For their study, Dr. Artis and his colleagues examined communication between the nervous system and immune system during the kind of inflammatory response that is triggered by allergens or infections with parasites called helminths. Exposure to these agents causes a class of immune cells called group 2 innate lymphoid cells (ILC2) to release inflammatory molecules called cytokines that can promote increased mucus production and muscle contractions—all of which help to expel the parasite or allergen from the body. Too much or prolonged inflammation can be harmful, so Dr. Artis and his team wanted to understand how the body dampens this response.
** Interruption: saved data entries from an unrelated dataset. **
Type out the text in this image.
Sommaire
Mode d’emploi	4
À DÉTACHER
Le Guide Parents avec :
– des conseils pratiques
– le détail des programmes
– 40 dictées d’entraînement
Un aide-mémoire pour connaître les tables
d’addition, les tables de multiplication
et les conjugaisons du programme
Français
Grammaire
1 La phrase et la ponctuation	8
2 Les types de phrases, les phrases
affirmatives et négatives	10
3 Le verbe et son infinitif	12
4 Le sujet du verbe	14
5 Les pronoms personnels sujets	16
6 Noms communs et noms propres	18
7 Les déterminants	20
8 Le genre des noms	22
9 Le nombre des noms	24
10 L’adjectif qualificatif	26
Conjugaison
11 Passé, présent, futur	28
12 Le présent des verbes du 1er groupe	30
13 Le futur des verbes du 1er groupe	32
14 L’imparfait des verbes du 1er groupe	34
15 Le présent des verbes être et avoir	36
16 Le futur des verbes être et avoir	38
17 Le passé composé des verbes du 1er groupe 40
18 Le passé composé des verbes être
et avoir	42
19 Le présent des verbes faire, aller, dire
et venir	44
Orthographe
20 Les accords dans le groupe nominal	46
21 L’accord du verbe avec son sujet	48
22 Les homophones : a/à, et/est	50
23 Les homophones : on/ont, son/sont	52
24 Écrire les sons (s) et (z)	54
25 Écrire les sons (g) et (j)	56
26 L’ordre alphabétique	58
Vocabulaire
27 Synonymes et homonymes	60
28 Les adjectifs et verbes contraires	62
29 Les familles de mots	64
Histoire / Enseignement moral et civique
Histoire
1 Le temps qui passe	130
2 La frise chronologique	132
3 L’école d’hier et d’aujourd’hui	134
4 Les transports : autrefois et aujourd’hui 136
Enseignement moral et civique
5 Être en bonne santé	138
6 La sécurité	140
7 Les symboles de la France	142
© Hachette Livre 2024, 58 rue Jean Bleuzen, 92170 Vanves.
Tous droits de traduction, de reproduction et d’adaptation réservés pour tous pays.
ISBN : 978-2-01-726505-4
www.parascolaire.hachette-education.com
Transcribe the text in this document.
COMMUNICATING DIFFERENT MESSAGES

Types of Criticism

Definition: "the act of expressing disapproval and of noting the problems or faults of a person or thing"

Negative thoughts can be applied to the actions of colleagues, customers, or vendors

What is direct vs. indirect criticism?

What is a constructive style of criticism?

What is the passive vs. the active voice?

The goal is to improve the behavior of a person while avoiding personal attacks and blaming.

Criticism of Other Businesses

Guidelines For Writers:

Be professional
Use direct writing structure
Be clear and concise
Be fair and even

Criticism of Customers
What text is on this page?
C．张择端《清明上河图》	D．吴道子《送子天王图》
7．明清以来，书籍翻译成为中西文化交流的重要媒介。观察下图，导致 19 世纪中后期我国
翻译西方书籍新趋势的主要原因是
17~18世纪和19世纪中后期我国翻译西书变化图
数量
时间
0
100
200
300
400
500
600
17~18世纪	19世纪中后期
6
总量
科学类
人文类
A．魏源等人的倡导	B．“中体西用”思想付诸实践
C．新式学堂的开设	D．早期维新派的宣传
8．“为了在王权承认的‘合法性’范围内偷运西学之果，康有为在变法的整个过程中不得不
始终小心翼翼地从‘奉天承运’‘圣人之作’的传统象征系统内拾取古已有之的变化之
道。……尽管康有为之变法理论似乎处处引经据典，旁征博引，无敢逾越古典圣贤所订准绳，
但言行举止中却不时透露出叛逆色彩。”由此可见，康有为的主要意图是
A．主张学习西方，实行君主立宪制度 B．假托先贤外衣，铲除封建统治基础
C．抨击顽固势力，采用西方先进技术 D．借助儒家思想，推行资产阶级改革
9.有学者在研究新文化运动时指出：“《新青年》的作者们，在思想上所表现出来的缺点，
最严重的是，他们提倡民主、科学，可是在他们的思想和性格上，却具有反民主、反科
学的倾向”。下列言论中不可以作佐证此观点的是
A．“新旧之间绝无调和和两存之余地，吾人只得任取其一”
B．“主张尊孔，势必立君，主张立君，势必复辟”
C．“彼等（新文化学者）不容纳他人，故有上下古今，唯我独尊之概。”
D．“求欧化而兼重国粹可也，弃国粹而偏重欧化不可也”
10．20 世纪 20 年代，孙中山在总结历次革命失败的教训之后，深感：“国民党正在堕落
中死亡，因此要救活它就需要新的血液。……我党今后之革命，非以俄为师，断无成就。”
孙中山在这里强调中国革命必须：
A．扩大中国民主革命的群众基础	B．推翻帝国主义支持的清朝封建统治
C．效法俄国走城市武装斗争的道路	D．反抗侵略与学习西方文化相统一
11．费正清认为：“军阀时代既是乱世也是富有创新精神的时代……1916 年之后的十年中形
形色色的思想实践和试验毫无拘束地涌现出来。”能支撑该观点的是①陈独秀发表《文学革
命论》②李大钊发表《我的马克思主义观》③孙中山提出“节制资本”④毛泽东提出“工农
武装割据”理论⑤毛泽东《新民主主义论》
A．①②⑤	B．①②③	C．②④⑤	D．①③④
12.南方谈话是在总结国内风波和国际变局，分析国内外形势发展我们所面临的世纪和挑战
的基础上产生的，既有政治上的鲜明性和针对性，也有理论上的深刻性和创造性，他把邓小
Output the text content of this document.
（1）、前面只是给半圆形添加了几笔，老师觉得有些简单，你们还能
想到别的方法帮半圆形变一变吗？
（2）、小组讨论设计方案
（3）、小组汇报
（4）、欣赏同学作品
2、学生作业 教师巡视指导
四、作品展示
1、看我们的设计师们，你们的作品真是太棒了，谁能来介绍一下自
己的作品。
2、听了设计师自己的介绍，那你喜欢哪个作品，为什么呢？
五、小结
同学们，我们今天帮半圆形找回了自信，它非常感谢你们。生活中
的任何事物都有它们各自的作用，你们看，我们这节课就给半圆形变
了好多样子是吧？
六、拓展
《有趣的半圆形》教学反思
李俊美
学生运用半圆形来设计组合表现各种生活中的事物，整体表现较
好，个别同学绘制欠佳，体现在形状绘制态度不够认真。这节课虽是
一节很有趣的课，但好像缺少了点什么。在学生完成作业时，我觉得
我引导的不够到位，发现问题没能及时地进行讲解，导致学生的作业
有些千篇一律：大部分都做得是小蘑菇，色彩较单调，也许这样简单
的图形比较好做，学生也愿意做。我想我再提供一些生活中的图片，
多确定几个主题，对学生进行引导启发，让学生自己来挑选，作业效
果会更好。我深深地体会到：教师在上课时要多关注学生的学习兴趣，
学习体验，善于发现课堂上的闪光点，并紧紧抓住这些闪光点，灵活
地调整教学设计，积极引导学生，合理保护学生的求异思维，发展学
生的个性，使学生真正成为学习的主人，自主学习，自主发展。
ILC2s have receptors on their surface called β2 adrenergic receptors (β2AR) that interact with a chemical called norepinephrine that nerve cells release. These receptors give nerve cells the ability to interact with each other and influence the immune response. To determine the role of β2AR in communication between the two systems, Dr. Artis and his colleagues employed mice that lack the receptor and then infected them with helminths. The rodents had an exaggerated immune response to the infection and faster expulsion of the parasites. By contrast, when they treated normal mice with drugs that stimulate β2AR, the immune response was blunted and the helminth infections worsened.
“We found that those beta-adrenergic receptors controlled the proliferation of the ILC2 cells,” said lead author Dr. Saya Moriyama, a postdoctoral associate in Dr. Artis’ laboratory, noting that the receptors may help prevent too much inflammation.
If these results are confirmed in humans, it could have very important implications for patients with asthma, allergies and other types of inflammatory diseases.
The most commonly used drugs to treat asthma also stimulate β2AR, which may explain why they are so effective at controlling allergy symptoms. “We must have given tens of millions of doses of these drugs to shut down the acute symptoms of asthma,” Dr. Artis said. “Nobody could agree on how these drugs work, but it may be that they are working in part through targeting the innate immune system.”
“If we understand more mechanistically how this class of drugs works,” he added, “it might give us new avenues to develop additional therapies built around the biology.”
This study was supported by grants from the National Institutes of Health (F32-DK109630-01, F32-AI134018-01, AI061570, AI087990, AI074878, AI083480, AI095466, AI095608, AI102942 and AI097333), the Naito Foundation, the Burroughs Wellcome Fund and the Crohn’s and Colitis Foundation of America. Dr. Moriyama is also the Japanese Society for the Promotion of Science Overseas Research Fellow.